On Thursday the arriving craft, instead of heading directly for Mir’s port, appeared to be drifting downward toward the same section damaged by the cargo ship. Solovev halted his capsule about 10 yards from Mir, informed the Flight Control Center that it was misaligned and received permission to override its guidance system.

This was the third attempted docking with Mir to go awry in the past six months.

When cosmonauts Vasily Tsibliyev and Alexander Lazutkin arrived in February, their capsule also was off target and they had to override the guidance system to dock.

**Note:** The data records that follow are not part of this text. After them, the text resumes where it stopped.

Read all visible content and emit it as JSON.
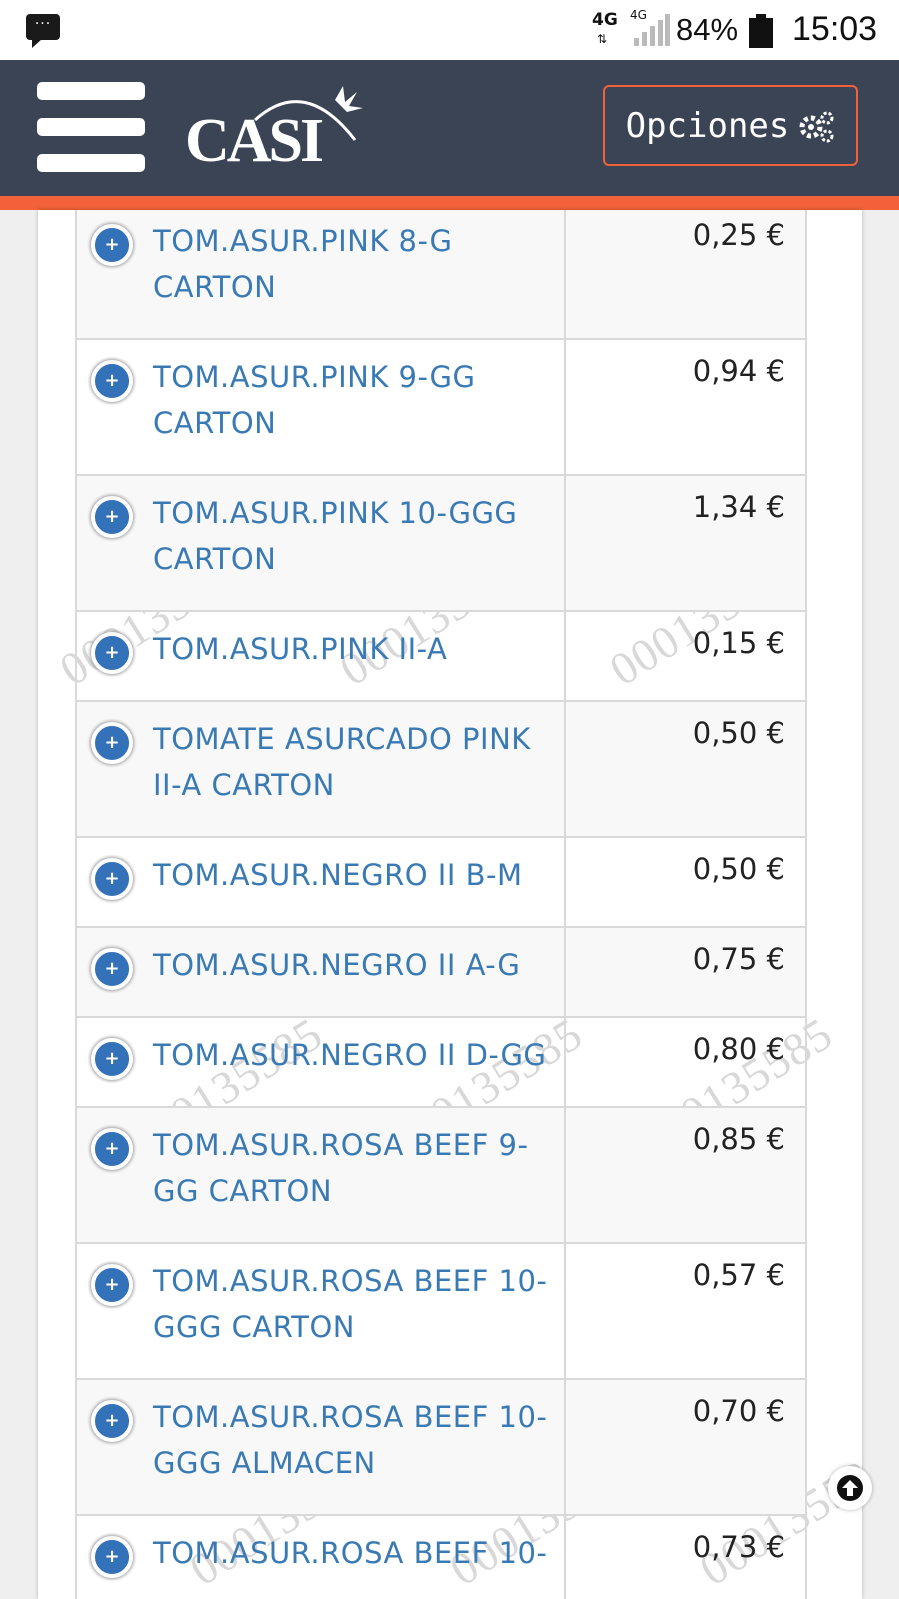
{
  "status_bar": {
    "network_primary": "4G",
    "network_secondary": "4G",
    "battery": "84%",
    "time": "15:03"
  },
  "header": {
    "logo_text": "CASI",
    "options_label": "Opciones",
    "colors": {
      "bar": "#3b4454",
      "accent": "#f2613a"
    }
  },
  "watermark_text": "000135585",
  "products": [
    {
      "name": "TOM.ASUR.PINK 8-G CARTON",
      "price": "0,25 €"
    },
    {
      "name": "TOM.ASUR.PINK 9-GG CARTON",
      "price": "0,94 €"
    },
    {
      "name": "TOM.ASUR.PINK 10-GGG CARTON",
      "price": "1,34 €"
    },
    {
      "name": "TOM.ASUR.PINK II-A",
      "price": "0,15 €"
    },
    {
      "name": "TOMATE ASURCADO PINK II-A CARTON",
      "price": "0,50 €"
    },
    {
      "name": "TOM.ASUR.NEGRO II B-M",
      "price": "0,50 €"
    },
    {
      "name": "TOM.ASUR.NEGRO II A-G",
      "price": "0,75 €"
    },
    {
      "name": "TOM.ASUR.NEGRO II D-GG",
      "price": "0,80 €"
    },
    {
      "name": "TOM.ASUR.ROSA BEEF 9-GG CARTON",
      "price": "0,85 €"
    },
    {
      "name": "TOM.ASUR.ROSA BEEF 10-GGG CARTON",
      "price": "0,57 €"
    },
    {
      "name": "TOM.ASUR.ROSA BEEF 10-GGG ALMACEN",
      "price": "0,70 €"
    },
    {
      "name": "TOM.ASUR.ROSA BEEF 10-",
      "price": "0,73 €"
    }
  ],
  "icons": {
    "expand": "plus-circle-icon",
    "options": "gears-icon",
    "scroll_top": "arrow-up-circle-icon"
  }
}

In June, Tsibliyev was in charge of the attempt to dock the supply craft when it struck the station.

Sergei Gromov, a spokesman for RSC Energiya, the company that designed Mir, said the automatic guidance system may have malfunctioned in all three cases because it was intended for use when Mir was a much smaller station.

Over the years, six modules have been added to the station, and its different configuration, Gromov said, may be throwing off the guidance system’s radio signals. “We’ll have to clarify why this happened,” he said.

Earlier in the day, it became clear that it will not be possible for the crew to fix Mir’s malfunctioning oxygen generator until the U.S. space shuttle Atlantis can deliver a spare part at the end of September.

Tsibliyev, Lazutkin and U.S. astronaut Michael Foale tried to repair the oxygen system before the arrival of the relief crew and discovered the problem is a worn-out pipe that connects the generator with the air intake system.

But experts on the ground had not anticipated the need to replace the pipe, and so the necessary part was not put aboard the craft that arrived Thursday.

For now, the crew will have to rely on back-up oxygen canisters known as “candles,” a frequent occurrence aboard the station.

The first major repair effort will take place Aug. 20, when either Solovev or Vinogradov enters the airless Spketr module and attempts to reconnect severed power cables.

Contrary to earlier reports, a spokesman for the Flight Control Center said it has not yet been decided which one will undertake the repair while the other assists.